Inconsistent output between Python and LibTorch C++ when exporting for iOS

768 views Asked by At

I've trained the HuggingFace RoBERTa model for my data (it's a very particular usage — hence the small model/vocabulary!) and tested successfully on Python. I exported the traced model to LibTorch for iOS, but prediction results on device do not match those in Python (giving different argmax token indices). My conversion script:

# torch = 1.5.0
# transformers = 3.2.0

config = RobertaConfig(
    vocab_size=858,
    max_position_embeddings=258,
    num_attention_heads=6,
    num_hidden_layers=4,
    type_vocab_size=1,
    torchscript=True,
)

model = RobertaForMaskedLM(config=config).from_pretrained('./trained_RoBERTa')
model.cpu()
model.eval()

example_input = torch.LongTensor(1, 256).random_(0, 857).cpu()
traced_model = torch.jit.trace(model, example_input)
traced_model.save('./exports/trained_RoBERTa.pt')

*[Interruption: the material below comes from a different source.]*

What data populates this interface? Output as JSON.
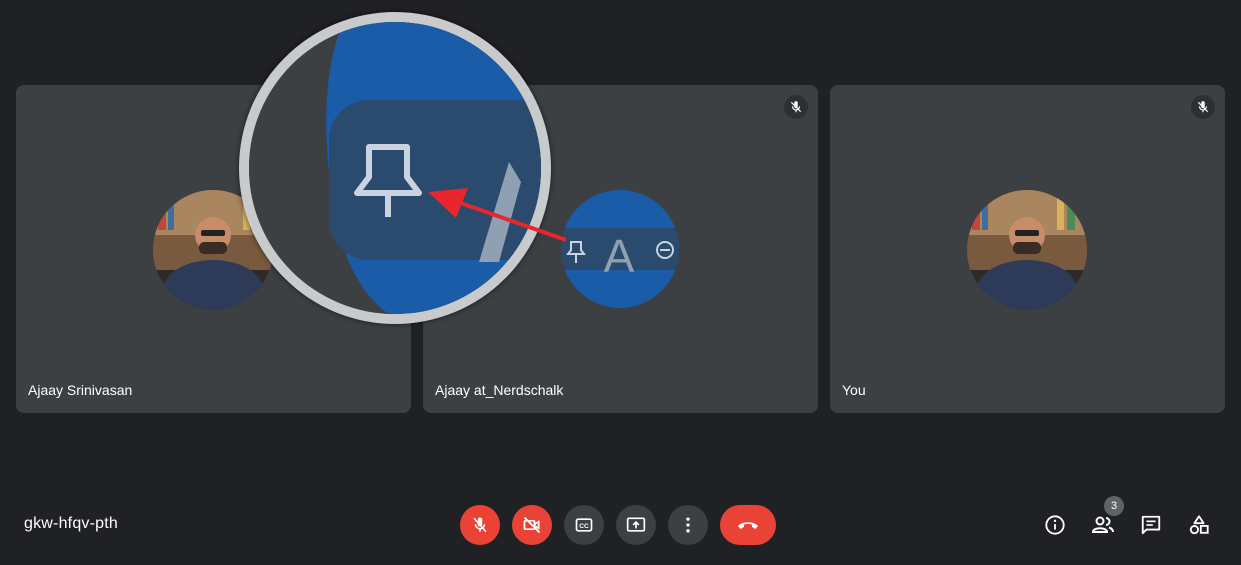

I have had problems in the past with another (vision) model that I trained in Python+GPU and converted to LibTorch for iOS, which were solved by adding map_location={'cuda:0': 'cpu'} to the torch.load() call in my conversion script. So I'm wondering whether: 1) that makes sense as a possible explanation in this situation?, and 2) how I can add the map_location option when loading using the .from_pretrained() syntax?

Just in case my Obj-C++ handling of the prediction results is to blame, here's the Obj-C++ code run on device:

- (NSArray<NSArray<NSNumber*>*>*)predictText:(NSArray<NSNumber*>*)tokenIDs {
    try {
        long count = tokenIDs.count;
        long* buffer = new long[count];
        for(int i=0; i < count;  i++) {
            buffer[i] = tokenIDs[i].intValue;
        }
        at::Tensor tensor = torch::from_blob(buffer, {1, (int64_t)count}, at::kLong);
        torch::autograd::AutoGradMode guard(false);
        at::AutoNonVariableTypeMode non_var_type_mode(true);
        auto outputTuple = _impl.forward({tensor}).toTuple();

        auto outputTensor = outputTuple->elements()[0].toTensor();
        auto sizes = outputTensor.sizes();
        // len will be tokens * vocab size -- sizes[1] * sizes[2] (sizes[0] is batch_size = 1)
        auto positions = sizes[1];
        auto tokens = sizes[2];
        float* floatBuffer = outputTensor.data_ptr<float>();
        if (!floatBuffer) {
            return nil;
        }
        // MARK: This is probably a slow way to create this 2D NSArray
        NSMutableArray* results = [[NSMutableArray alloc] initWithCapacity: positions];
        for (int i = 0; i < positions; i++) {
            NSMutableArray* weights = [[NSMutableArray alloc] initWithCapacity: tokens];
            for (int j = 0; j < tokens; j++) {
                [weights addObject:@(floatBuffer[i*positions + j])];
            }
            [results addObject:weights];
        }
        return [results copy];
    } catch (const std::exception& exception) {
        NSLog(@"%s", exception.what());
    }
    return nil;
}

Note that my init code in iOS does call eval() on the TorchScript model.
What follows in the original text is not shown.